Karen Evenden and her husband spent more than 6 years sailing in the Mediterranean, visiting and exploring the enticing coastlines of multiple countries. Three years into their adventure, they discovered Croatia, formerly a part of Yugoslavia. They were so impressed by the beauty of the Adriatic coast, the people and the food that they ended up staying for 3 years. This class will feature recipes collected during their stay and throughout the class, Karen will share anecdotes about Croatia–its culture and history–as well as living aboard and sailing for an extended period of time. In other words, she will tell the story of the people they met throughout this marvelous adventure, the lives they lead and the food they eat.

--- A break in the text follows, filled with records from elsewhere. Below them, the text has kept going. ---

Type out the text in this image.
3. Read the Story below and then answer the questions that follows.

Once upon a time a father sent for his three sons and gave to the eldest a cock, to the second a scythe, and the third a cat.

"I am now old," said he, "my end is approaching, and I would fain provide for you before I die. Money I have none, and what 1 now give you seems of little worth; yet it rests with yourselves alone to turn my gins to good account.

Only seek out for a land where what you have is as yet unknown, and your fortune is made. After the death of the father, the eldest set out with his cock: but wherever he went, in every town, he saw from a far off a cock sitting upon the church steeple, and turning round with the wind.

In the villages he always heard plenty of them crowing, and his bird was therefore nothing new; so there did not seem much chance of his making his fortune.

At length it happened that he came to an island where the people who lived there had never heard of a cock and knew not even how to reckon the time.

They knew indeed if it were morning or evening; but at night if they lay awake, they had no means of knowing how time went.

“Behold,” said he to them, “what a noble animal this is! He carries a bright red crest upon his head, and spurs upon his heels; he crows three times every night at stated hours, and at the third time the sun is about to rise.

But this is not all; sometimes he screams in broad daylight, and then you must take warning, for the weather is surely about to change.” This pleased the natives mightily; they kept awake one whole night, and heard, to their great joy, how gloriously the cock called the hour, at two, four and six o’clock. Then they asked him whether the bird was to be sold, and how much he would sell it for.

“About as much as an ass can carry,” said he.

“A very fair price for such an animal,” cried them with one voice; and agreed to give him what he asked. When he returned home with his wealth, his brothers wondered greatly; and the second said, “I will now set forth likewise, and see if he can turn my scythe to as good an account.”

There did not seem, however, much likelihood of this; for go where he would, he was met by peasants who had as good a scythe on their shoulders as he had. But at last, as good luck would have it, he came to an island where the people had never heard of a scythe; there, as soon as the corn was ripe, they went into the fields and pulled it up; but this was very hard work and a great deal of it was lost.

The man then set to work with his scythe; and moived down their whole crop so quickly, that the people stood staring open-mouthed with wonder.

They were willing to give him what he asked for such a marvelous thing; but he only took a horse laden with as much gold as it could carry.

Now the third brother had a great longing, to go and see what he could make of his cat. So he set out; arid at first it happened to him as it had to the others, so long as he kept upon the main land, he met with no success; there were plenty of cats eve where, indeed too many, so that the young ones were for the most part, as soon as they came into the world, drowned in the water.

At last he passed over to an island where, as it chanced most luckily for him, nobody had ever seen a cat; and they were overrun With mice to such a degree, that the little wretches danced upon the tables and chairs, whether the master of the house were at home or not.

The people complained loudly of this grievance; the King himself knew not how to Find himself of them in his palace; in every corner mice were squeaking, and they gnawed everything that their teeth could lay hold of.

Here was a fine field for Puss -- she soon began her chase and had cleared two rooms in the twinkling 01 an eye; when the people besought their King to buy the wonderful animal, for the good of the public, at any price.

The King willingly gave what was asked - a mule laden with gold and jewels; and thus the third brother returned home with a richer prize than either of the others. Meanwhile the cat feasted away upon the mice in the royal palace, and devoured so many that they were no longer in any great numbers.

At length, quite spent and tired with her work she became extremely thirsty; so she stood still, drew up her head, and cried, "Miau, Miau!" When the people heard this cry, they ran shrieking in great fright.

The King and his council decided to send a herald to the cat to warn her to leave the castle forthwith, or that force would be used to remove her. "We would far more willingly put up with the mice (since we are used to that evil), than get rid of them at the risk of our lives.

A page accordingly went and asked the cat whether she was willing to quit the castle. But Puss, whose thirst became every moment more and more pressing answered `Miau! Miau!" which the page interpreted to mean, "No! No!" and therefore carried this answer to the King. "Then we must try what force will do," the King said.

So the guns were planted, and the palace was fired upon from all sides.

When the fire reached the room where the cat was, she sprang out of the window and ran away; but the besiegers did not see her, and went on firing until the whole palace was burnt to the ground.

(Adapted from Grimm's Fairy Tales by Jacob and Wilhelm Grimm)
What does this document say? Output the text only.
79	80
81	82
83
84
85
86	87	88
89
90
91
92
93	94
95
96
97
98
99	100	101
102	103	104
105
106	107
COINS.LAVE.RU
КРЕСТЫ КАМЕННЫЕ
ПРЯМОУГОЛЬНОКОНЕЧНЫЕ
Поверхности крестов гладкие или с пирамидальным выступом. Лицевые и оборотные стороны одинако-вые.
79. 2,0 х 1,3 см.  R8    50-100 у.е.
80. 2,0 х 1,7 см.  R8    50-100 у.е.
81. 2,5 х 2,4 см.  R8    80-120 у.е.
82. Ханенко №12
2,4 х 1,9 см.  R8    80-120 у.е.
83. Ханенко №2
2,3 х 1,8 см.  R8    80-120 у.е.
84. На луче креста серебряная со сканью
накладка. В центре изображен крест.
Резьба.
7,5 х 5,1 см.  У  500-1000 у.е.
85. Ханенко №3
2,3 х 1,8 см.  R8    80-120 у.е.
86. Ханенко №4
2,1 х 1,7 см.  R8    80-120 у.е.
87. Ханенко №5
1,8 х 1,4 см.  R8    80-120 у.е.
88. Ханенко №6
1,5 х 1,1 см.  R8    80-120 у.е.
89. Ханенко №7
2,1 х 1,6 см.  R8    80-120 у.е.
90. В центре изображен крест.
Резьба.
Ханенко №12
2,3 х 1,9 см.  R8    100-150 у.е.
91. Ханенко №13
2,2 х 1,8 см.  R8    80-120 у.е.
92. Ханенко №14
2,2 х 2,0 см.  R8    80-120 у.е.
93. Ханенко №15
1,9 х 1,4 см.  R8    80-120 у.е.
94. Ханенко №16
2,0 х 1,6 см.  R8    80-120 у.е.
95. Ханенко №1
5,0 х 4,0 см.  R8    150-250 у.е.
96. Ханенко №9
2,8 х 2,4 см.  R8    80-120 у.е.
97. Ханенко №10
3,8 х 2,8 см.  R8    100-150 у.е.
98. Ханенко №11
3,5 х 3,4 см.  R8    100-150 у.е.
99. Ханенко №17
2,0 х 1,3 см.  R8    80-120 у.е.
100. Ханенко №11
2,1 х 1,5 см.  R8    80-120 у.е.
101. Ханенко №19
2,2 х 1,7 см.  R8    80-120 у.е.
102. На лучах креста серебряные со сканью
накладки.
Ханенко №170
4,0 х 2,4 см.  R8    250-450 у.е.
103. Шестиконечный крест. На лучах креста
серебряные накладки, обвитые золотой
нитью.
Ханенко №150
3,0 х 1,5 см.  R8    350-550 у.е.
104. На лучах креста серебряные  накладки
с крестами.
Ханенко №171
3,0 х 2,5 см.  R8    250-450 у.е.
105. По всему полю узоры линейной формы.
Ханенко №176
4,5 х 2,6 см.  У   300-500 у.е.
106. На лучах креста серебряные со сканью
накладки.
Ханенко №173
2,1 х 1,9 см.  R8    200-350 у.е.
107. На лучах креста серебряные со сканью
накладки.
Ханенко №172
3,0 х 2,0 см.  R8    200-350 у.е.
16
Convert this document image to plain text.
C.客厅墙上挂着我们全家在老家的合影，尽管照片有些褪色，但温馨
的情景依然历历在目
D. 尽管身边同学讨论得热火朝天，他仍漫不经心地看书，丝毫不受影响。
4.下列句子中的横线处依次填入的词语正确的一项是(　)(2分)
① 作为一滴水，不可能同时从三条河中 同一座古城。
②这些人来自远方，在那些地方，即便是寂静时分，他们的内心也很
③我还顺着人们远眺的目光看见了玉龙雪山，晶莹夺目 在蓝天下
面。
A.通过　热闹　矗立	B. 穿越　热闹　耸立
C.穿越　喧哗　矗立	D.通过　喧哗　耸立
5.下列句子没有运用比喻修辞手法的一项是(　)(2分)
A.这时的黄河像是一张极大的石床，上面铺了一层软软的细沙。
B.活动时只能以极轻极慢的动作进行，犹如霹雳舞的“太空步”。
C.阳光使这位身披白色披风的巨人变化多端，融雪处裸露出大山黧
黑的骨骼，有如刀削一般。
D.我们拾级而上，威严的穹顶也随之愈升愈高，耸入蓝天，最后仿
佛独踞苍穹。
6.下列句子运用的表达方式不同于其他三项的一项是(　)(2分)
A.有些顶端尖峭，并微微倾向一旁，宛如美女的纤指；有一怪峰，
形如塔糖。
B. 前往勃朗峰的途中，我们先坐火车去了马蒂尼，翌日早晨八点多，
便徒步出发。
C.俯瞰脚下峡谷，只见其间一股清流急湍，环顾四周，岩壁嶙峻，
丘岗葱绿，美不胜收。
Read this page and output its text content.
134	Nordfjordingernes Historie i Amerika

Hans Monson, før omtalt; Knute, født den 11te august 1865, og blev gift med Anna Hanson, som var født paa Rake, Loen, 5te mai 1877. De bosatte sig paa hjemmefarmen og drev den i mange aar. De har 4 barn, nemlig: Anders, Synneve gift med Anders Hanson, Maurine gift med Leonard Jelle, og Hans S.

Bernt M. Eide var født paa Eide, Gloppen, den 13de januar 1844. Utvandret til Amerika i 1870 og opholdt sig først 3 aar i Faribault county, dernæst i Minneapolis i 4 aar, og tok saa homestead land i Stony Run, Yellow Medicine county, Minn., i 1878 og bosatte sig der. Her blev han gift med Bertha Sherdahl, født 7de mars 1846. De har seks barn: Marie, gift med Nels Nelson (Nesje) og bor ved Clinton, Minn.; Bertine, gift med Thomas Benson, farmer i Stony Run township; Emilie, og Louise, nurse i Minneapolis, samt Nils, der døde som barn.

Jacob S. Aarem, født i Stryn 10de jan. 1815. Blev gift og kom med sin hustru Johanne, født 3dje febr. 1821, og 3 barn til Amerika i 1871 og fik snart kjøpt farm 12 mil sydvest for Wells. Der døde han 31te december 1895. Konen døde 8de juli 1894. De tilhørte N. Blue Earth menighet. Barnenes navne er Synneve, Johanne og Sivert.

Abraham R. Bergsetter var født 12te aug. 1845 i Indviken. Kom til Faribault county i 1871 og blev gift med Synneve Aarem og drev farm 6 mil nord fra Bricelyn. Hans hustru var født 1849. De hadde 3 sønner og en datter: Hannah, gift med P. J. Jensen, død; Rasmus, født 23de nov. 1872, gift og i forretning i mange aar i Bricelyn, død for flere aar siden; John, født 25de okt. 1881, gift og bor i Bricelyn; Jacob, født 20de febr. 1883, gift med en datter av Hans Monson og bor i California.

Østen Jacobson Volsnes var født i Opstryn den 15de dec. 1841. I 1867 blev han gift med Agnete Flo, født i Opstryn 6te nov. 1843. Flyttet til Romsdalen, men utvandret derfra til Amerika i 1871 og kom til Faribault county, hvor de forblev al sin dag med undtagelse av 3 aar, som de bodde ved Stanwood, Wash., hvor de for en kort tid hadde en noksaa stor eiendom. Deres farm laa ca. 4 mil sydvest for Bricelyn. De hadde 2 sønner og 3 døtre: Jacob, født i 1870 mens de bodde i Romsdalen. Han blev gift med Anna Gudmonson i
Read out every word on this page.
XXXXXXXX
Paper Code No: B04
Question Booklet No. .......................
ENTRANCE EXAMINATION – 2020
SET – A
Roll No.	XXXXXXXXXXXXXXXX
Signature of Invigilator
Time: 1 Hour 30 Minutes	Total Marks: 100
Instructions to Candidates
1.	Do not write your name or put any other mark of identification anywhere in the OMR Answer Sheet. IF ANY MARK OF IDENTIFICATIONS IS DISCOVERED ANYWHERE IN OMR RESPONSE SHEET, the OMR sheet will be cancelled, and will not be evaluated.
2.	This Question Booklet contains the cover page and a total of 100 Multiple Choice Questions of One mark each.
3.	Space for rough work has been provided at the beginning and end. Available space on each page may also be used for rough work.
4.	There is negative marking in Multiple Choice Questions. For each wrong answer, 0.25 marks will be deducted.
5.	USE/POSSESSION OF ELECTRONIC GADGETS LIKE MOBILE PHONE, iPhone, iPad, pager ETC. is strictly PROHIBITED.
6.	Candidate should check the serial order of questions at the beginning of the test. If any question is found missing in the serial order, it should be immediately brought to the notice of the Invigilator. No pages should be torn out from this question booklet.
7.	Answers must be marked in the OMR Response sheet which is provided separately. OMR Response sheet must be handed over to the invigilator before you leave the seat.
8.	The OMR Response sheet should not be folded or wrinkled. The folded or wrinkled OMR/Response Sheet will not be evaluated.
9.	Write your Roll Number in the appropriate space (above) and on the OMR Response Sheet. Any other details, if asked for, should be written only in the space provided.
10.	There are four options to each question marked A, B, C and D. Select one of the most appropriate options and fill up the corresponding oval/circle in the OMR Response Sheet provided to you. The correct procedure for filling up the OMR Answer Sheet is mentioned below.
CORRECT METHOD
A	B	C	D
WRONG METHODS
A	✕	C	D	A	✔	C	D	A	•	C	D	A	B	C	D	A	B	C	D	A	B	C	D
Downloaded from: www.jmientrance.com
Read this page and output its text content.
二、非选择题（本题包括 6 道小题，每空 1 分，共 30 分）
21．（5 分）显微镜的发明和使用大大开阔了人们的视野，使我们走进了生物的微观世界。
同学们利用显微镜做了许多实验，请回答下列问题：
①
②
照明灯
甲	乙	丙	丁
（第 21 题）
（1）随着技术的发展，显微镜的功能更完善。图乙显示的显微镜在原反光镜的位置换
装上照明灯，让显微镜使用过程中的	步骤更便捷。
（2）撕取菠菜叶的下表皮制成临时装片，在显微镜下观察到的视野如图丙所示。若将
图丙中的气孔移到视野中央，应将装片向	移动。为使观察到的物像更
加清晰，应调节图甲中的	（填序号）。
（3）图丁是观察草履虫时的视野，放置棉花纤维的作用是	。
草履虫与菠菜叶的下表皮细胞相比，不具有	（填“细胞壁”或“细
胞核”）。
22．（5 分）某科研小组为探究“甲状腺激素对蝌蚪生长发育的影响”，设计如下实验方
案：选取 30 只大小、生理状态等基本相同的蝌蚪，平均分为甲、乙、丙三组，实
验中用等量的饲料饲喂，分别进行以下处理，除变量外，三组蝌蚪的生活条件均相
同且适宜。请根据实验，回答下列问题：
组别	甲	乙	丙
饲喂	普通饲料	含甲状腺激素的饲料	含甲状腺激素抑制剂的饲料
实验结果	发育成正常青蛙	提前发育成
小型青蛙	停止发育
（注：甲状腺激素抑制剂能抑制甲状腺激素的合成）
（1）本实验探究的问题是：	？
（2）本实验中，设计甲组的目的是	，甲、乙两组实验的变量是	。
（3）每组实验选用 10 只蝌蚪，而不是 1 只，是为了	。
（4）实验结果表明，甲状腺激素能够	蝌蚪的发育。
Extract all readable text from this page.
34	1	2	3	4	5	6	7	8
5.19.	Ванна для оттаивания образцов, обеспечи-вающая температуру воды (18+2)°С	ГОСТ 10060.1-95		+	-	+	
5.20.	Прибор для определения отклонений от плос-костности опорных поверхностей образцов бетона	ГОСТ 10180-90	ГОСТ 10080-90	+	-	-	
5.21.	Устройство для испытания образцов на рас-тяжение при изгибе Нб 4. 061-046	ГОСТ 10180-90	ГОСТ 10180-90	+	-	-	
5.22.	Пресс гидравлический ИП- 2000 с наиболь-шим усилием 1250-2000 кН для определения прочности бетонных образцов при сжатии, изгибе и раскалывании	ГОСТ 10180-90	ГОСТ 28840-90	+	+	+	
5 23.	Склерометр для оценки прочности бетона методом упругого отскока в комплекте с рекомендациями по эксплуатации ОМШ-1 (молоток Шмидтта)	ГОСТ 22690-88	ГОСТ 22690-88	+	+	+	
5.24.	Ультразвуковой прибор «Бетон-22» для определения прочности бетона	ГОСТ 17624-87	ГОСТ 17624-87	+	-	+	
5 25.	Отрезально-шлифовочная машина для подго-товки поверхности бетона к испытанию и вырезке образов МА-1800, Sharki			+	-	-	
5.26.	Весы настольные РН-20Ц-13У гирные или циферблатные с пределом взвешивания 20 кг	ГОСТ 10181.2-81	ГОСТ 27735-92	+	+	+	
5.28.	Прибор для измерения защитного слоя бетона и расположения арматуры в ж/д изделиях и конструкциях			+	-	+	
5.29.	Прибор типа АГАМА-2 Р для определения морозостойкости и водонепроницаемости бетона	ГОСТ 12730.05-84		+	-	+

When: Tuesday, September 16, 2008 beginning at 6:30pm
Where: Let’s Get Cookin’, 4643 Lakeview Canyon Road, Westlake Village
Cost: For information about reservations and any associated costs, please telephone 818. 991.3940
Karen’s book, A Taste of Croatia, is both a travel memoir and an easy-to-use cookbook. Most of the dishes have been savored by generations of Croatians and all of the recipes have been adapted for use in American kitchens. Croatia is a land of good cooks who consistently manage to work culinary magic with limited ingredients and tight budgets. In that land, Karen learned that the tastiest food is made from scratch with ingredients that are seasonal and fresh. These are principles that she now applies to her own farm in Ojai where she and her husband grow lavender, Ojai Pixie tangerines, olives and walnuts. We hope you will join us for this entertaining and informative class.
Seafood Pate, Green Salad with Candied Walnuts and Pomegranate Dressing, Pork Tenderloin “Poked” with Dried Plums, Potatoes Simmered with Tomatoes and Quick and Easy Crustless Cheesecake.